Poet Amiri Baraka died yesterday at the age of 79. In my head, I have a vision of him from decades ago, young and angry and powerful. It's startling to me to realize how old he was. NPR offered an appreciation which seems fair and balanced to me; you can read or listen here. An article that is more critical of him, yet still fairly balanced, can be found here at the website of The Washington Post.
I must confess that he was not one of my influences. But he helped found the Black Arts movement, which shaped many of the poets whom I would count as an influence, writers like Nikki Giovanni and Alice Walker.
And the movement shaped my view of what art should be. Here's a quote from an article in The Chicago Tribune: "'[W]e wrote art that was, number one, identifiably Afro American according to our roots and our history and so forth. Secondly, we made art that was not contained in small venues,' Baraka said in a 2007 interview. 'The third thing we wanted was art that would help with the liberation of black people, and we didn’t think just writing a poem was sufficient. That poem had to have some kind of utilitarian use; it should help in liberating us. So that’s what we did. We consciously did that.'"
It's a question I've circled back to my whole life: what art liberates most effectively?
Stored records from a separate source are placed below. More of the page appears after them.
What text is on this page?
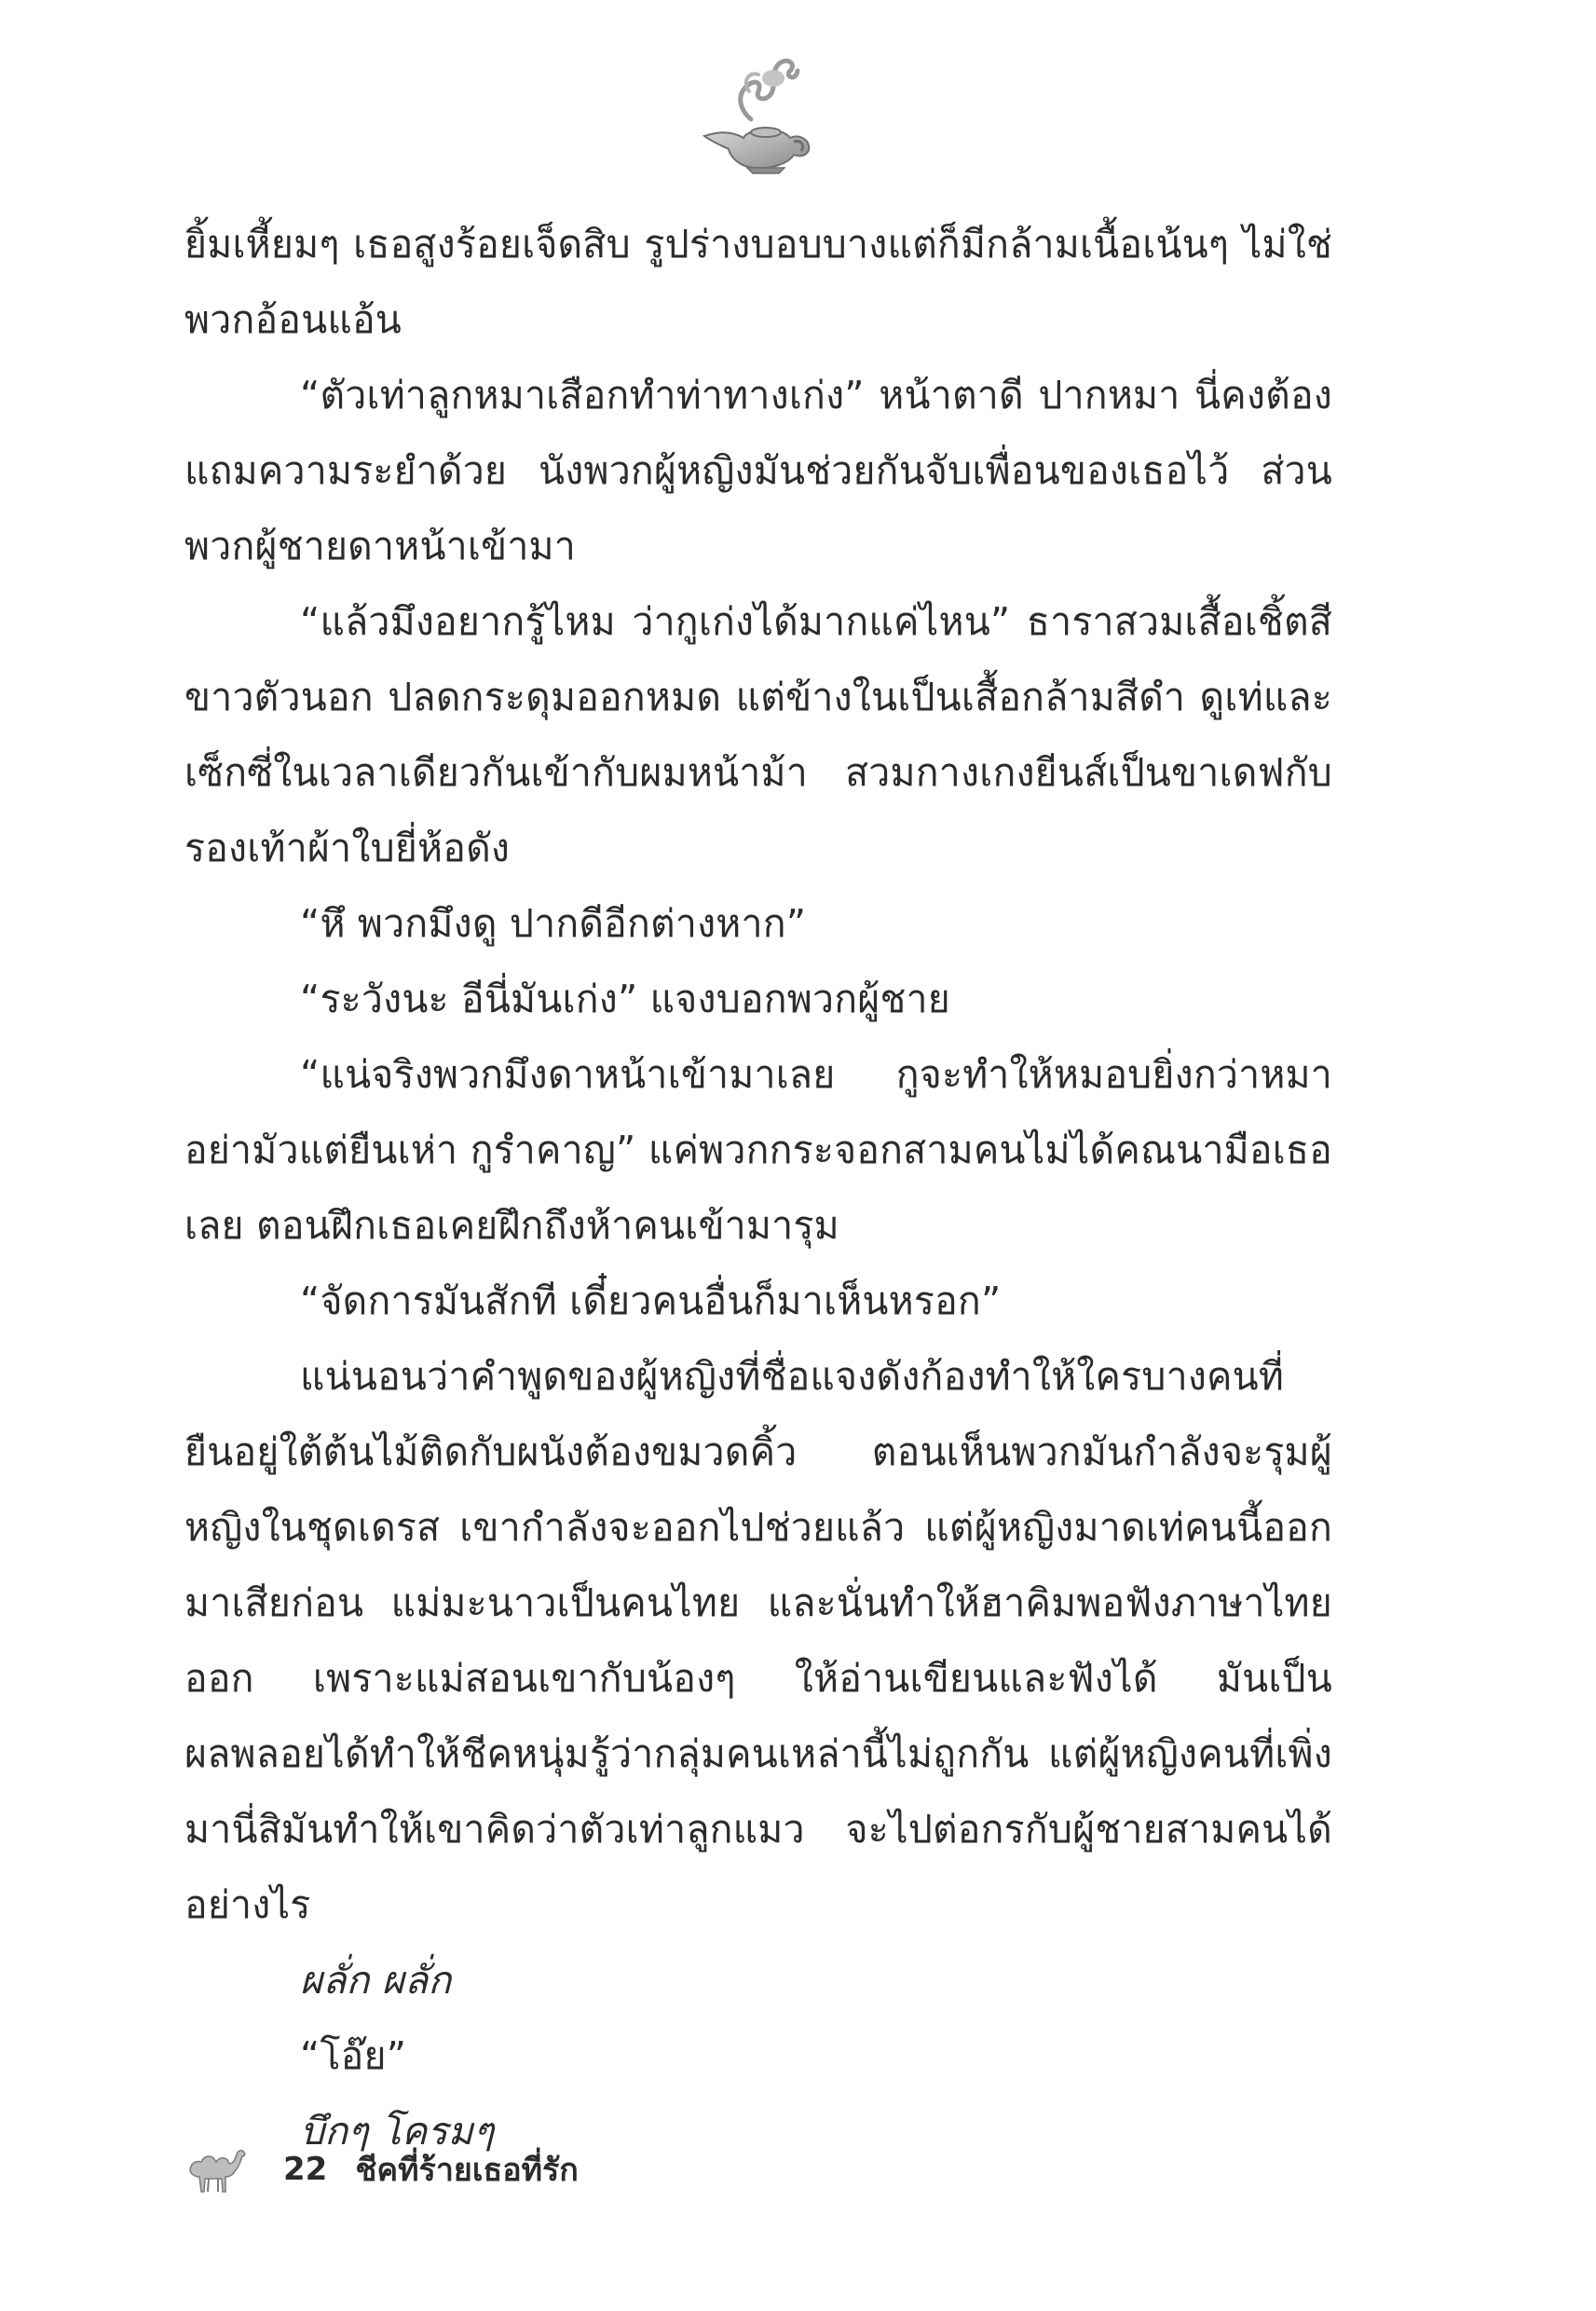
ยิ้มเหี้ยมๆ เธอสูงร้อยเจ็ดสิบ รูปร่างบอบบางแต่ก็มีกล้ามเนื้อเน้นๆ ไม่ใช่พวกอ้อนแอ้น

“ตัวเท่าลูกหมาเสือกทำท่าทางเก่ง” หน้าตาดี ปากหมา นี่คงต้องแถมความระยำด้วย นังพวกผู้หญิงมันช่วยกันจับเพื่อนของเธอไว้ ส่วนพวกผู้ชายดาหน้าเข้ามา

“แล้วมึงอยากรู้ไหม ว่ากูเก่งได้มากแค่ไหน” ธาราสวมเสื้อเชิ้ตสีขาวตัวนอก ปลดกระดุมออกหมด แต่ข้างในเป็นเสื้อกล้ามสีดำ ดูเท่และเซ็กซี่ในเวลาเดียวกันเข้ากับผมหน้าม้า สวมกางเกงยีนส์เป็นขาเดฟกับรองเท้าผ้าใบยี่ห้อดัง

“หึ พวกมึงดู ปากดีอีกต่างหาก”

“ระวังนะ อีนี่มันเก่ง” แจงบอกพวกผู้ชาย

“แน่จริงพวกมึงดาหน้าเข้ามาเลย กูจะทำให้หมอบยิ่งกว่าหมา อย่ามัวแต่ยืนเห่า กูรำคาญ” แค่พวกกระจอกสามคนไม่ได้คณนามือเธอเลย ตอนฝึกเธอเคยฝึกถึงห้าคนเข้ามารุม

“จัดการมันสักที เดี๋ยวคนอื่นก็มาเห็นหรอก”

แน่นอนว่าคำพูดของผู้หญิงที่ชื่อแจงดังก้องทำให้ใครบางคนที่ยืนอยู่ใต้ต้นไม้ติดกับผนังต้องขมวดคิ้ว ตอนเห็นพวกมันกำลังจะรุมผู้หญิงในชุดเดรส เขากำลังจะออกไปช่วยแล้ว แต่ผู้หญิงมาดเท่คนนี้ออกมาเสียก่อน แม่มะนาวเป็นคนไทย และนั่นทำให้ฮาคิมพอฟังภาษาไทยออก เพราะแม่สอนเขากับน้องๆ ให้อ่านเขียนและฟังได้ มันเป็นผลพลอยได้ทำให้ชีคหนุ่มรู้ว่ากลุ่มคนเหล่านี้ไม่ถูกกัน แต่ผู้หญิงคนที่เพิ่งมานี่สิมันทำให้เขาคิดว่าตัวเท่าลูกแมว จะไปต่อกรกับผู้ชายสามคนได้อย่างไร

ผลั่ก ผลั่ก

“โอ๊ย”

บึกๆ โครมๆ

22 ชีคที่ร้ายเธอที่รัก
For a long time I'd have answered that poems or novels are best. Or I'd have argued for music. Much later, I might have offered some visual artists. Now I'm wondering if it's not art at all, but social media.
Some grad student somewhere is probably writing about Facebook as art form. That will not be my task.
If Amiri Baraka and his compatriots were forming their movement now, I wonder what they would stress. I wonder if their artistic approach would be different. Would they still coordinate with jazz musicians? Would they create programs for schools? Would they take busloads of artists into impoverished areas?
And a more important question: what should we be doing?